A woman taken to a Dublin hospital with a suspected case of the Ebola virus has been declared free of the disease.

The woman, resident in the west of the city, was rushed by ambulance to the National Isolation Unit at the Mater Hospital.

A police escort accompanied the ambulance and roads were closed as she was rushed to the hospital after displaying symptoms of Ebola.

But Ireland’s Health Service Authority (HSE) has since announced that the woman is not at risk from the deadly virus.

The Irish Times reports on a statement from the HSE which said: “The patient was considered a low risk for the Ebola Virus but this has now been ruled out.

“All appropriate infection control procedures were taken by healthcare personnel at the hospital.

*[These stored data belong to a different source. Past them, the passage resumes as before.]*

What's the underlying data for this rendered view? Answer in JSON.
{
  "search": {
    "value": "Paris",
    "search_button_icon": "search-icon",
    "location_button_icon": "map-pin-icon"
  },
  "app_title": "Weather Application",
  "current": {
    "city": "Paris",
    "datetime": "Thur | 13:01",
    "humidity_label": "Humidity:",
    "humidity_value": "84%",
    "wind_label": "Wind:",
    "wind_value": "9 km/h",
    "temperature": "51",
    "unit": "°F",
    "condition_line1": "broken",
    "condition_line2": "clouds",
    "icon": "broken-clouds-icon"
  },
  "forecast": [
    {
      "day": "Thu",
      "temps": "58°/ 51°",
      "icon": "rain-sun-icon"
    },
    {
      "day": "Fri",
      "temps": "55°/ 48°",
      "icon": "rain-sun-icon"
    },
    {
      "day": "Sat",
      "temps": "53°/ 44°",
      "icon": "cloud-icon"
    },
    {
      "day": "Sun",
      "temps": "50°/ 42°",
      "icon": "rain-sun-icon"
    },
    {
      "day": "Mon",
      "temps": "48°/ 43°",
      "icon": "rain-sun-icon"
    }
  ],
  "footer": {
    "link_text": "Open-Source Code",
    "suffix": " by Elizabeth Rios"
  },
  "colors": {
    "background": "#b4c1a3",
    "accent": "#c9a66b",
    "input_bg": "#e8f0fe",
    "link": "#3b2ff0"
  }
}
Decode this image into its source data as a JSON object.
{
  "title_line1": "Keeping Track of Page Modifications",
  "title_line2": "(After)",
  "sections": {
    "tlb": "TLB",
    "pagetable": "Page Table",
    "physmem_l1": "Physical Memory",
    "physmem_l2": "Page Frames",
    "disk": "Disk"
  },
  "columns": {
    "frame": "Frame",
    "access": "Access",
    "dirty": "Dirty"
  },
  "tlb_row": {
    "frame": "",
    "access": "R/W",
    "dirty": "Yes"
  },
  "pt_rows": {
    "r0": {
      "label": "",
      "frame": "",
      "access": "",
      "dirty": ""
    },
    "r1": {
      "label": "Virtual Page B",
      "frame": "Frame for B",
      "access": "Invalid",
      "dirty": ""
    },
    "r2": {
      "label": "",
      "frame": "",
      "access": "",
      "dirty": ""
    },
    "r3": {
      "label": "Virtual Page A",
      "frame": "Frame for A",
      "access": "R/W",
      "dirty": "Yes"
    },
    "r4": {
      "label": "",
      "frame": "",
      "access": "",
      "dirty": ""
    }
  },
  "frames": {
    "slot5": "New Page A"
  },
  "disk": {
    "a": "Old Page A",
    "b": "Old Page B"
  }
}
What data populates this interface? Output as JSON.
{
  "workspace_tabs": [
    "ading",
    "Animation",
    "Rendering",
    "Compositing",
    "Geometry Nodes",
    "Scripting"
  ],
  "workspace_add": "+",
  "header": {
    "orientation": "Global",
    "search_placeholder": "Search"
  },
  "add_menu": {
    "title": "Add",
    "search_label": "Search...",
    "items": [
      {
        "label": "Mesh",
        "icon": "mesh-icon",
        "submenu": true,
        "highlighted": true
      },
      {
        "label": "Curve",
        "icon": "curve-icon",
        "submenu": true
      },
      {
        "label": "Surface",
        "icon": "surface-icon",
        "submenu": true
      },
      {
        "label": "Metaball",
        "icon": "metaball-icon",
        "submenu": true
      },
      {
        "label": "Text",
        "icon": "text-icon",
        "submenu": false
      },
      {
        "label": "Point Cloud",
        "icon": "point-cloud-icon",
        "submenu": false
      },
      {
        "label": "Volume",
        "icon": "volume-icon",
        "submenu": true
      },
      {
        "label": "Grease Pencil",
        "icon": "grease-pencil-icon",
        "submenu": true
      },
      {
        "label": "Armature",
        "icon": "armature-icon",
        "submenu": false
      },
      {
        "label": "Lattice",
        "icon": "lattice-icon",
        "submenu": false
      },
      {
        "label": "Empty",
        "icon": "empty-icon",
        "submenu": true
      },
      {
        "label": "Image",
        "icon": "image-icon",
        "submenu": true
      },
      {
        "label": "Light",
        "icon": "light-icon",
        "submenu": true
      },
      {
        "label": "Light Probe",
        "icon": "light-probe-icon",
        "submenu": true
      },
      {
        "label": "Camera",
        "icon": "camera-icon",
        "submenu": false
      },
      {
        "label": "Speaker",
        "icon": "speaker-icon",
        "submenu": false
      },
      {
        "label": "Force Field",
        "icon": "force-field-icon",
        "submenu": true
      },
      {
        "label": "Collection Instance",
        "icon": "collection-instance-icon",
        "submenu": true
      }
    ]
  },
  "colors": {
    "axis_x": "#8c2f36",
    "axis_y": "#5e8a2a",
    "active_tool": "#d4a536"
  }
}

“The woman is receiving appropriate treatment at the Mater Hospital and all health protocols have been put in place.”

The statement from the HSE confirmed there are no cases of Ebola in Ireland at present.

The statement added: “There are no known cases of Ebola in Ireland presently.

“The overall risk of a case of Ebola being brought into in Ireland is low.”

“If a case is confirmed in Ireland, the primary concerns will be treatment of the patient and containing the situation.”

Tests were previously carried out for the Ebola virus in Donegal last August after a man who had been working in Sierra Leone was found dead.

Dessie Quinn had been in Ireland for two weeks on holiday from Sierra Leone when his body was discovered.

However, following tests, the HSE confirmed that laboratory samples had proved negative for the Ebola virus.

Ireland’s Department of Foreign Affairs has told the Irish Times that there are fewer than 500 registered Irish citizens in the countries affected by Ebola.

There are fewer than 20 Irish citizens in Liberia and Guinea, fewer than 50 in Sierra Leone and about 400 in Nigeria.

The Department is advising people to avoid non-essential travel to Sierra Leone, Guinea, Liberia and Nigeria.